The final adoption of the regulations for sports wagering were published in the New Jersey registry yesterday. The New Jersey Division of Gaming Enforcement says this publication marks one of the last legal steps needed to legalize sports betting in the state. The requirements for sports pool licensing are restricted to casinos, the four racetracks or a joint venture. All applicants need to identify a sports wagering lounge within the casino or racetrack. And the cost to apply for a license is $50,000 with a resubmission fee of $50,000 every five years.
“It will be a big boost to the economy of New Jersey and be a big revenue generator for Atlantic City’s casinos or racetracks, which are hurting and save a lot of jobs and create some more,” Senator Ray Lesniak (D-20), a prime sponsor of the sports betting bill.
Some casinos are already offering a taste of sports betting. Without putting any money up, people can win cash prizes with free football game picks promotions.
However, with news of these regulations, the NCAA is pulling championship games out of New Jersey because the organization’s sports wagering policy prohibits the conducting of any championship session in a state with legal wagering that is based on a single game betting.

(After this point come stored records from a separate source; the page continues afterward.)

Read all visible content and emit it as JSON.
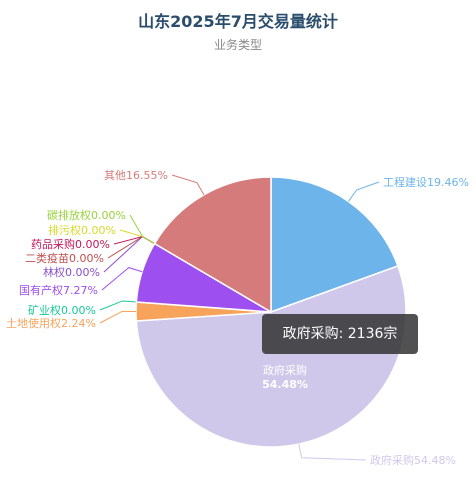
{
  "chart_data": {
    "type": "pie",
    "title": "山东2025年7月交易量统计",
    "subtitle": "业务类型",
    "slices": [
      {
        "label": "工程建设",
        "percent": "19.46%",
        "value": 19.46,
        "color": "#6cb4ea"
      },
      {
        "label": "政府采购",
        "percent": "54.48%",
        "value": 54.48,
        "color": "#d0c8eb"
      },
      {
        "label": "土地使用权",
        "percent": "2.24%",
        "value": 2.24,
        "color": "#f7a35c"
      },
      {
        "label": "矿业权",
        "percent": "0.00%",
        "value": 0.0,
        "color": "#19c999"
      },
      {
        "label": "国有产权",
        "percent": "7.27%",
        "value": 7.27,
        "color": "#9d4ff0"
      },
      {
        "label": "林权",
        "percent": "0.00%",
        "value": 0.0,
        "color": "#8b4fce"
      },
      {
        "label": "二类疫苗",
        "percent": "0.00%",
        "value": 0.0,
        "color": "#c0504d"
      },
      {
        "label": "药品采购",
        "percent": "0.00%",
        "value": 0.0,
        "color": "#c2185b"
      },
      {
        "label": "排污权",
        "percent": "0.00%",
        "value": 0.0,
        "color": "#d9d92a"
      },
      {
        "label": "碳排放权",
        "percent": "0.00%",
        "value": 0.0,
        "color": "#98d23c"
      },
      {
        "label": "其他",
        "percent": "16.55%",
        "value": 16.55,
        "color": "#d67b7b"
      }
    ],
    "inner_label": {
      "name": "政府采购",
      "percent": "54.48%"
    },
    "tooltip": {
      "name": "政府采购",
      "value": "2136宗"
    }
  }
}
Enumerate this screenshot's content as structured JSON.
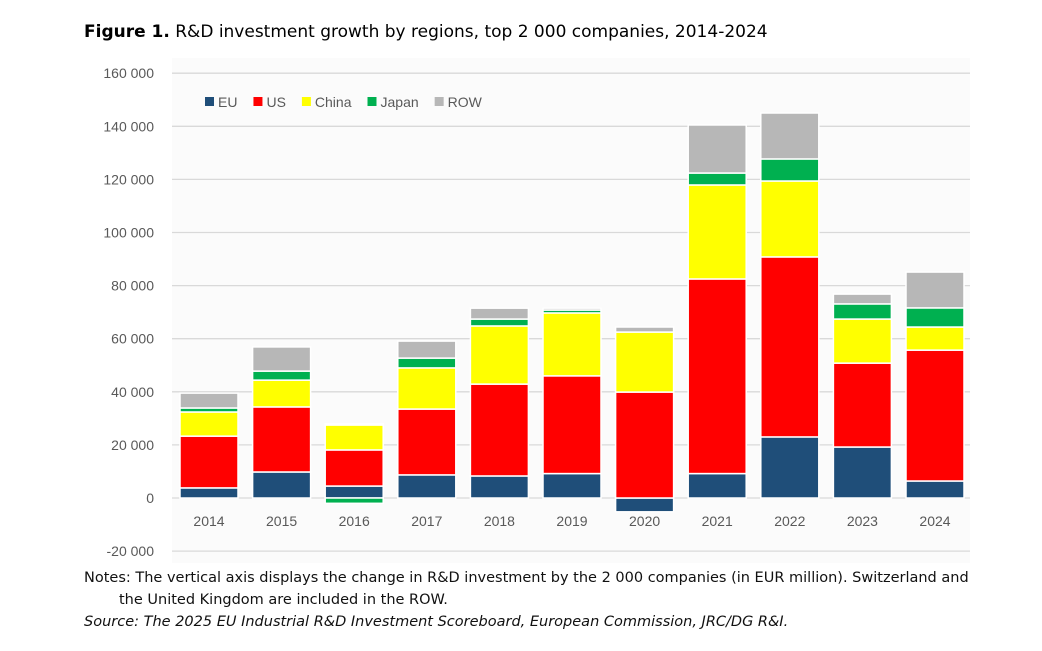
{
  "title": {
    "label": "Figure 1.",
    "text": "R&D investment growth by regions, top 2 000 companies, 2014-2024"
  },
  "notes": {
    "line1": "Notes: The vertical axis displays the change in R&D investment by the 2 000 companies (in EUR million). Switzerland and",
    "line2": "the United Kingdom are included in the ROW.",
    "source": "Source: The 2025 EU Industrial R&D Investment Scoreboard, European Commission, JRC/DG R&I."
  },
  "chart_data": {
    "type": "bar",
    "stacked": true,
    "title": "",
    "xlabel": "",
    "ylabel": "",
    "ylim": [
      -20000,
      160000
    ],
    "yticks": [
      -20000,
      0,
      20000,
      40000,
      60000,
      80000,
      100000,
      120000,
      140000,
      160000
    ],
    "ytick_labels": [
      "-20 000",
      "0",
      "20 000",
      "40 000",
      "60 000",
      "80 000",
      "100 000",
      "120 000",
      "140 000",
      "160 000"
    ],
    "grid": true,
    "legend_position": "top-left",
    "categories": [
      "2014",
      "2015",
      "2016",
      "2017",
      "2018",
      "2019",
      "2020",
      "2021",
      "2022",
      "2023",
      "2024"
    ],
    "series": [
      {
        "name": "EU",
        "color": "#1f4e79",
        "values": [
          3800,
          9800,
          4500,
          8700,
          8300,
          9200,
          -5200,
          9200,
          23000,
          19200,
          6400
        ]
      },
      {
        "name": "US",
        "color": "#ff0000",
        "values": [
          19500,
          24500,
          13600,
          24800,
          34600,
          36800,
          39900,
          73300,
          67800,
          31600,
          49300
        ]
      },
      {
        "name": "China",
        "color": "#ffff00",
        "values": [
          9100,
          10100,
          9400,
          15500,
          21900,
          23700,
          22600,
          35400,
          28600,
          16600,
          8700
        ]
      },
      {
        "name": "Japan",
        "color": "#00b050",
        "values": [
          1500,
          3400,
          -2000,
          3700,
          2600,
          1100,
          0,
          4500,
          8300,
          5700,
          7200
        ]
      },
      {
        "name": "ROW",
        "color": "#b7b7b7",
        "values": [
          5600,
          9100,
          500,
          6400,
          4100,
          700,
          1900,
          18100,
          17300,
          3700,
          13500
        ]
      }
    ]
  }
}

Some of the events include Division One women’s basketball championships in Trenton, and women’s lacrosse championships in Montclair. Gov. Christie today called the NCAA’s decision “ludicrous and hypocritical” and Sen. Lesniak agrees.
“The NCAA action makes no sense,” said Lesniak. It’s not going to impact us economically at all, and as a matter of fact, when we have sports betting, expect others to follow suit and the only place the NCAA will hold games will be in Utah.”
There is a still another roadblock. In August, the major professional sports leagues and the NCAA sued New Jersey state officials in federal court to stop the state from implementing sports wagering. New Jersey says about $380 million a year is wagered illegally on sporting events and argues that it will not damage the integrity of the major sports leagues, as they have claimed.
“We’re going to make sure this federal law is declared unconstitutional so we can have right here in the state of New Jersey what Nevada has,” Lesniak said.
Although the federal suit is ongoing, the Division of Gaming Enforcement is accepting applications, but none have been filed to date. The organization says no licenses will be issued before January 9, 2013.